She was just walking home

  • 3 min read

March is feeling like the longest month ever, for oh so many reasons. A cascade of events started with the short-lived celebration of International Women’s Day with the theme of #ChooseToChallenge, then came the latest chapter of the drawn out "feud" between Meghan & Harry with the Royal Family, shortly followed by the gut-wrenching news regarding Sarah Everard and outcry from across the globe in united anger. We then saw the right to protest being challenged in the UK, followed by the heart-breaking rise in Asian hate crime (which we'll be addressing before the end of the week). Ironically, Mother’s Day was in the middle of all that somewhere too. Sigh.

Last week via our Instagram we expressed our sadness at what was a particularly awful week for women. We committed to gathering our thoughts before coming back with ideas for what we might be able to actually do. Thank you to everyone who made suggestions, those will all be featured at the end of this post.

The story of Sarah Everard has sparked broad conversations about women’s safety. We would like to preface this by saying that we still know very little about what actually happened to Sarah, we only know the awful outcome. It would be wrong to compare her horrendous case with everyday sexual assault. What happened to Sarah was horrific, but it was also extremely rare, so whilst we believe that the fact that her abduction has inspired us all to stand up and say enough is enough to sexual harassment, we think it’s important to acknowledge that what happened to her is, of course, not something that most women experience.

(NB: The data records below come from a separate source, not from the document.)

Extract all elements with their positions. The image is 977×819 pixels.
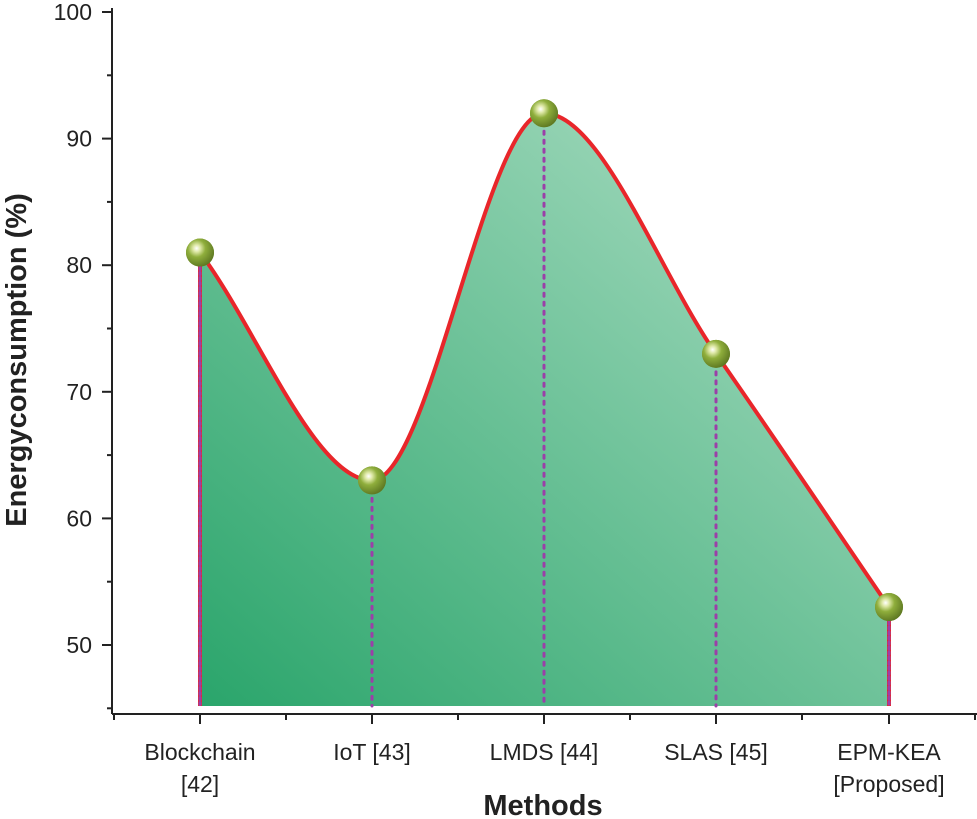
y-tick-label: 50 — [66, 632, 92, 658]
x-tick-label: SLAS [45] — [664, 739, 768, 765]
marker-shine — [186, 238, 214, 267]
x-tick-label: Blockchain [42] — [144, 739, 255, 797]
x-tick-label: IoT [43] — [333, 739, 411, 765]
y-tick-label: 90 — [66, 126, 92, 152]
markers — [186, 99, 903, 622]
data-point-marker — [702, 339, 730, 368]
data-point-marker — [358, 466, 386, 495]
axes: 50 60 70 80 90 100 Blockchain [42] IoT [43] LMDS … — [54, 0, 977, 797]
labels: Methods Energyconsumption (%) — [1, 193, 603, 819]
y-tick-label: 70 — [66, 379, 92, 405]
x-tick-label: EPM-KEA [Proposed] — [833, 739, 944, 797]
data-point-marker — [875, 593, 903, 622]
y-tick-label: 100 — [54, 0, 92, 25]
marker-shine — [702, 339, 730, 368]
data-point-marker — [530, 99, 558, 128]
x-tick-label: LMDS [44] — [490, 739, 599, 765]
drop-lines — [198, 111, 891, 708]
data-point-marker — [186, 238, 214, 267]
marker-shine — [875, 593, 903, 622]
y-axis-title: Energyconsumption (%) — [1, 193, 33, 527]
marker-shine — [358, 466, 386, 495]
y-tick-label: 60 — [66, 505, 92, 531]
marker-shine — [530, 99, 558, 128]
y-tick-label: 80 — [66, 252, 92, 278]
x-axis-title: Methods — [483, 790, 602, 819]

That said, a tragically unsurprising survey found that 97% of young women have been sexually harassed. Gender-based violence like this needs to be taken seriously because women have the right to feel safe in public spaces. Women have fought for equality from the beginning, yet with a myriad of accomplishments and achievements, still must strive for an equal playing field. Sadly, it took a horrendous event for people to wake up and listen to the reality that women face daily. Of course, not just women - this is also an all too familiar issue for members of the LGBTQ+ community. It’s important that we keep our conversations on gender inclusive.


Here are links to some of the charities that were shouted out in replies to our initial post on this subject:


An incredible charity committed to creating a world where domestic violence and violence against women and girls is not tolerated and where women and children can live in safety. A range of services, including both life-saving and life-changing are there to support and empower.

@refugecharity // Visit the Refuge website


Supporting women and children in London, for more than 40 years, to build safe and strong lives - futures free from male abuse and violence. They do this by offering a range of different service, from advice and support to accommodation all tailored to support those in need.

@solacewomensaid // Visit the Solace Women's Aid website


Since establishing in 1987 they have been supporting women and girls across London affected by gendered violence for over 30 years. They aim to create a safe, non-judgmental and non-directive space in which women and girls can explore their experiences, and know that they will be listened to and believed.

@womenandgirlsnetwork // Find out more on the WGN website

Thank you to everyone who commented. Please keep an eye out for announcements about our Charity Hand Wash, we rotate the charity that we support each month. Having already made donations to Refuge, we look forward to supporting the other initiatives above in the months to come. Our current charity is Luminary Bakery, who provide opportunities for women to build a future for themselves and aim to break cycles of poverty, violence and disadvantage once and for all.